Our fuels analysis has run the gamut – all ranks of coal, a variety of waste materials, fuel oil and petroleum coke, biomass, and more. You sent it; we analyzed it. We have also assessed the potential impacts of firing and gasifying these feedstocks and examined the aftermath.
Over the years, we have refined our understanding of fuel-impurity effects on power-system performance through our forensic approach to fuel characterization. This has led to improved methods to assess potential fuel property impacts on energy conversion and air-pollution control systems. In addition, our research has influenced the design of new power plants.
Recently, we have enhanced our scanning electron microscopy system with an improved computer automation system. We have also added high-temperature equipment to examine ash sintering, ash fusing, slag flow, and slag corrosion.
We sincerely appreciate your support over the past 20 years, and we look forward to working with you in the future.
All our best,
Microbeam Technologies Staff
New High-Temperature Deltech Furnace
With our high-temperature Deltech furnace, MTI offers enhanced capabilities for examining slag-melting behavior and slag-refractory interactions. This system also enables us to assist in the development of synthetic formulations as well as predict refractory corrosion.
To determine the interaction of slag with refractory materials, MTI conducts cup tests at temperatures up to 1700°C in reducing or oxidizing atmospheres. Using SEM techniques, we analyze the cup and slag materials to determine penetration and reaction of slag with refractory materials.
More about our slag refractory testing equipment:
- Temperatures up to 1700°C
- Reducing and oxidizing atmospheres
- Slag refractory reactions
- Refractory corrosion
- Slag properties
- SEM mapping and linescans
New LECO ash-fusion furnace system
MTI has also added a new LECO ash-fusion furnace system to measure ash fusion temperatures and slag flow behavior under controlled atmospheres.
MTI measures four conventional ash-fusion temperatures (AFTs) determined under oxidizing or reducing conditions (ASTM standard D1857). The AFTs include: 1) initial deformation temperature, 2) softening temperature, 3) hemispherical temperature, and 4) fluid temperature.

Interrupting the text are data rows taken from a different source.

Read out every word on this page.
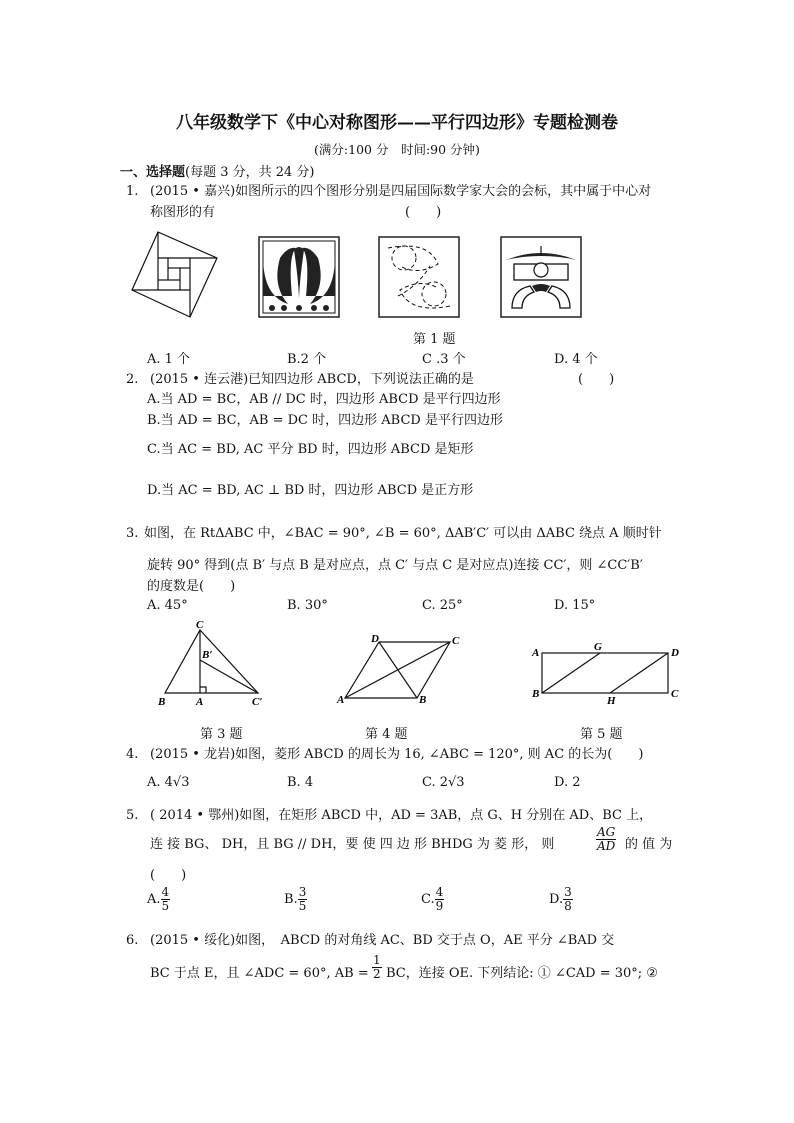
八年级数学下《中心对称图形——平行四边形》专题检测卷
(满分:100 分　时间:90 分钟)
一、选择题(每题 3 分，共 24 分)
1. (2015 • 嘉兴)如图所示的四个图形分别是四届国际数学家大会的会标，其中属于中心对
称图形的有	(　　)
第 1 题
A. 1 个	B.2 个	C .3 个	D. 4 个
2. (2015 • 连云港)已知四边形 ABCD，下列说法正确的是	(　　)
A.当 AD = BC，AB // DC 时，四边形 ABCD 是平行四边形
B.当 AD = BC，AB = DC 时，四边形 ABCD 是平行四边形
C.当 AC = BD, AC 平分 BD 时，四边形 ABCD 是矩形
D.当 AC = BD, AC ⊥ BD 时，四边形 ABCD 是正方形
3. 如图，在 RtΔABC 中，∠BAC = 90°, ∠B = 60°, ΔAB′C′ 可以由 ΔABC 绕点 A 顺时针
旋转 90° 得到(点 B′ 与点 B 是对应点，点 C′ 与点 C 是对应点)连接 CC′，则 ∠CC′B′
的度数是(　　)
A. 45°	B. 30°	C. 25°	D. 15°
C
B′
B	A	C′
D	C
A	B
A	G	D
B
H
C
第 3 题	第 4 题	第 5 题
4. (2015 • 龙岩)如图，菱形 ABCD 的周长为 16, ∠ABC = 120°, 则 AC 的长为(　　)
A. 4√3	B. 4	C. 2√3	D. 2
5. ( 2014 • 鄂州)如图，在矩形 ABCD 中，AD = 3AB，点 G、H 分别在 AD、BC 上，
连 接 BG、 DH，且 BG // DH，要 使 四 边 形 BHDG 为 菱 形， 则	$\frac{AG}{AD}$ 的 值 为
(　　)
A. $\frac{4}{5}$	B. $\frac{3}{5}$	C. $\frac{4}{9}$	D. $\frac{3}{8}$
6. (2015 • 绥化)如图，　ABCD 的对角线 AC、BD 交于点 O，AE 平分 ∠BAD 交
BC 于点 E，且 ∠ADC = 60°, AB = $\frac{1}{2}$ BC，连接 OE. 下列结论: ① ∠CAD = 30°; ②
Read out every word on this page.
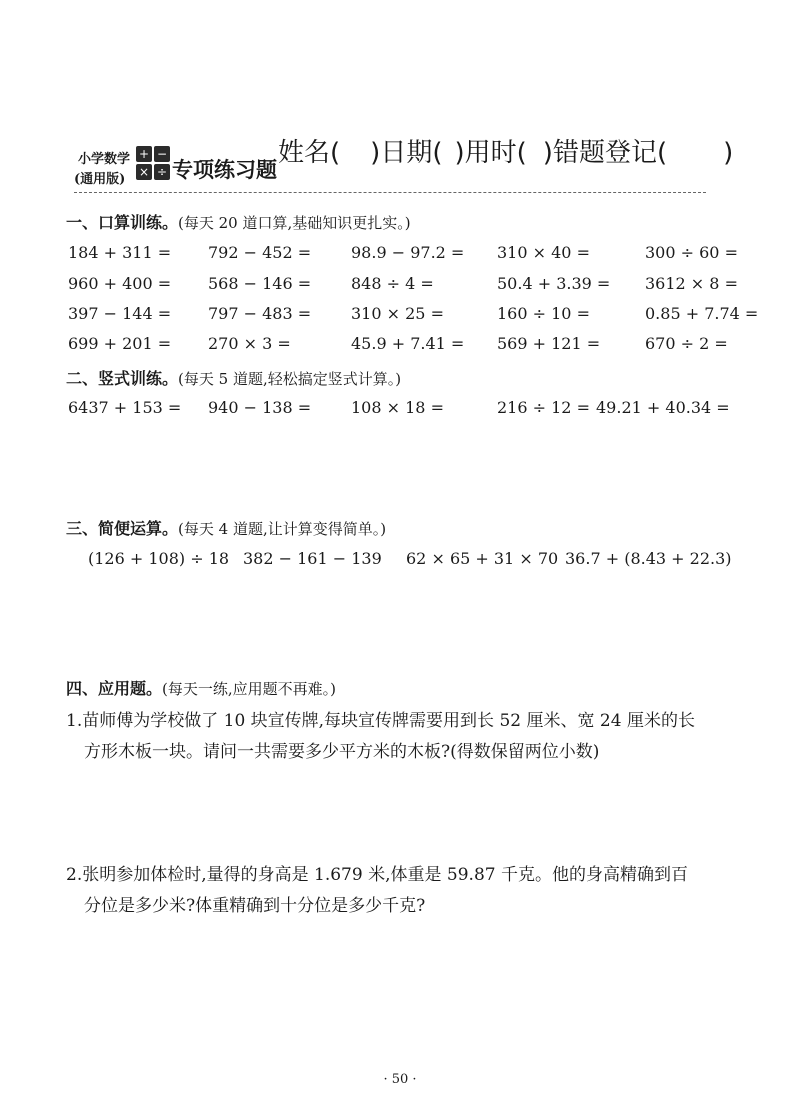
小学数学
(通用版)
+ −
× ÷ 专项练习题
姓名( )日期( )用时( )错题登记( )
一、口算训练。(每天 20 道口算,基础知识更扎实。)
184 + 311 = 792 − 452 = 98.9 − 97.2 = 310 × 40 =	300 ÷ 60 =
960 + 400 = 568 − 146 = 848 ÷ 4 =	50.4 + 3.39 = 3612 × 8 =
397 − 144 = 797 − 483 = 310 × 25 =	160 ÷ 10 =	0.85 + 7.74 =
699 + 201 = 270 × 3 =	45.9 + 7.41 = 569 + 121 =	670 ÷ 2 =
二、竖式训练。(每天 5 道题,轻松搞定竖式计算。)
6437 + 153 = 940 − 138 = 108 × 18 =	216 ÷ 12 = 49.21 + 40.34 =
三、简便运算。(每天 4 道题,让计算变得简单。)
(126 + 108) ÷ 18 382 − 161 − 139 62 × 65 + 31 × 70 36.7 + (8.43 + 22.3)
四、应用题。(每天一练,应用题不再难。)
1.苗师傅为学校做了 10 块宣传牌,每块宣传牌需要用到长 52 厘米、宽 24 厘米的长
方形木板一块。请问一共需要多少平方米的木板?(得数保留两位小数)
2.张明参加体检时,量得的身高是 1.679 米,体重是 59.87 千克。他的身高精确到百
分位是多少米?体重精确到十分位是多少千克?
· 50 ·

Viscosity Measurement – T250
Viscosity is the most important physical property for slag and ash deposits, describing a material’s resistance to flow and develop deposit strength.

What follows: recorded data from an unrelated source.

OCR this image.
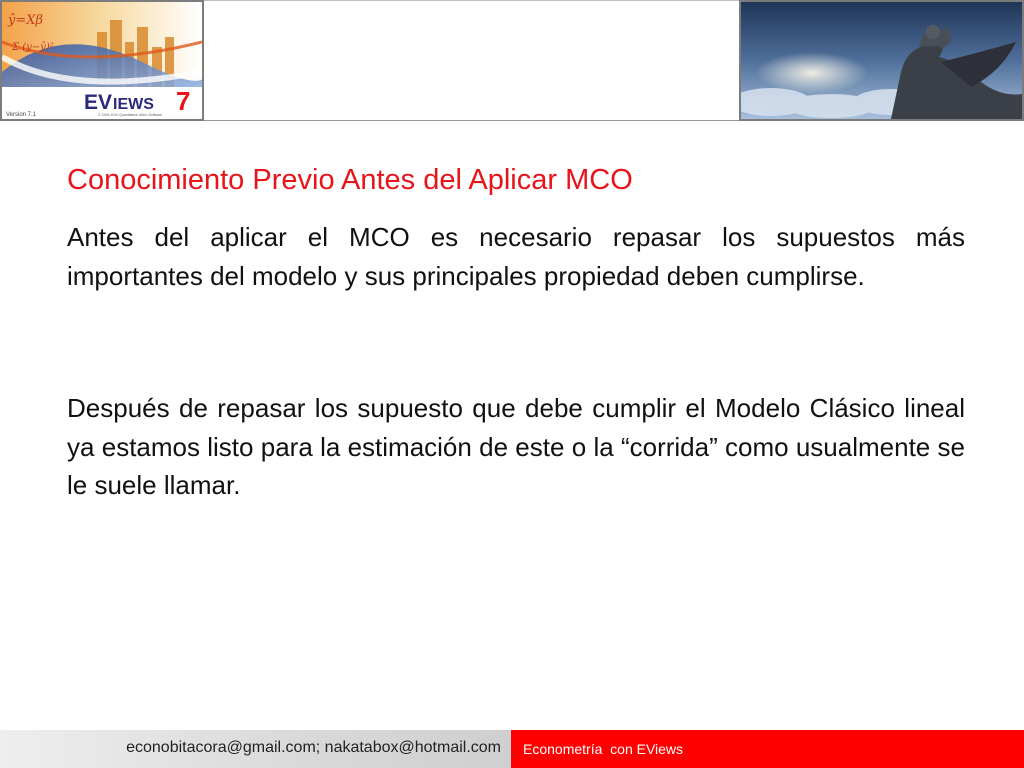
ŷ=Xβ
Σ (y−ŷ)²
EV IEWS 7
Version 7.1	© 1994-2010 Quantitative Micro Software
Conocimiento Previo Antes del Aplicar MCO

Antes del aplicar el MCO es necesario repasar los supuestos más importantes del modelo y sus principales propiedad deben cumplirse.

Después de repasar los supuesto que debe cumplir el Modelo Clásico lineal ya estamos listo para la estimación de este o la “corrida” como usualmente se le suele llamar.

econobitacora@gmail.com; nakatabox@hotmail.com Econometría  con EViews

Viscosity of slags can be measured in either oxidizing or reducing environments using the crucible method illustrated below. T250 is the temperature at a viscosity of 250 poise, at which slag begins to flow (and develop strength). To determine the viscosity of a material, MTI places a sample of ash or slag in a furnace and heats it at a steady rate. We then monitor the test through the stages of melting. Tests are captured on video, and image analysis is used to determine the T250.